Protokoll der Sitzung vom 14.09.2006

Ich danke Herrn Abgeordneten Baasch. - Das Wort für die FDP-Fraktion hat Herr Abgeordneter Dr. Heiner Garg.

(Zuruf des Abgeordneten Torsten Geerdts [CDU])

Frau Präsidentin! Liebe Kolleginnen, liebe Kollegen! Ich „semmle“ niemanden an, das will ich von dieser Stelle ganz deutlich machen, Herr Kollege Geerdts.

Die Hoffnungen, die an die elektronische Gesundheitskarte geknüpft werden, sind hoch. Was hat man sich nicht alles durch ihre flächendeckende Einführung versprochen. Unleserliche Rezepte wären beispielsweise Vergangenheit. Arzneimittelunverträglichkeiten würden ausgeschlossen, da Mediziner und Apotheker entsprechende Hinweise hinterlegen und später wieder abrufen könnten. Die gesamte Krankengeschichte in der Form einer elektronischen Patientenakte soll auch in Zukunft auf der Gesundheitskarte gespeichert werden.
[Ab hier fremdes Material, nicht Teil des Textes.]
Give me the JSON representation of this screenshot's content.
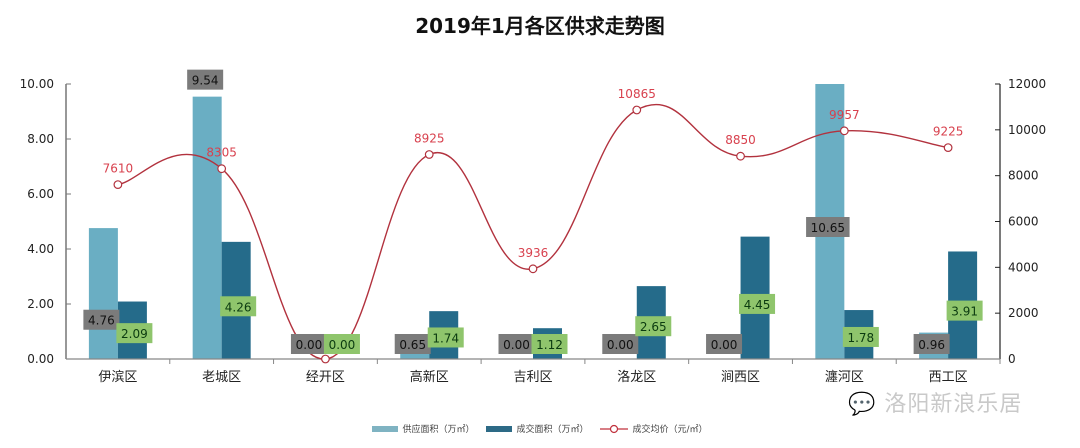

Röntgenaufnahmen, Arztbriefe und andere wichtigen Informationen sollen abrufbar sein, sodass Doppeluntersuchungen künftig überflüssig wären und im Notfall schnell Hilfe geleistet werden kann.

Die Krankenhäuser, niedergelassenen Ärzte und Zahnärzte sowie Apotheken sollen hierdurch besser

(Wolfgang Baasch)

miteinander kommunizieren können - und zwar zum Wohle des Patienten und zum Nutzen der Kostenträger. Die praktische Umsetzung der gesetzten Ziele ist allerdings in der Realität bisher eher ernüchternd.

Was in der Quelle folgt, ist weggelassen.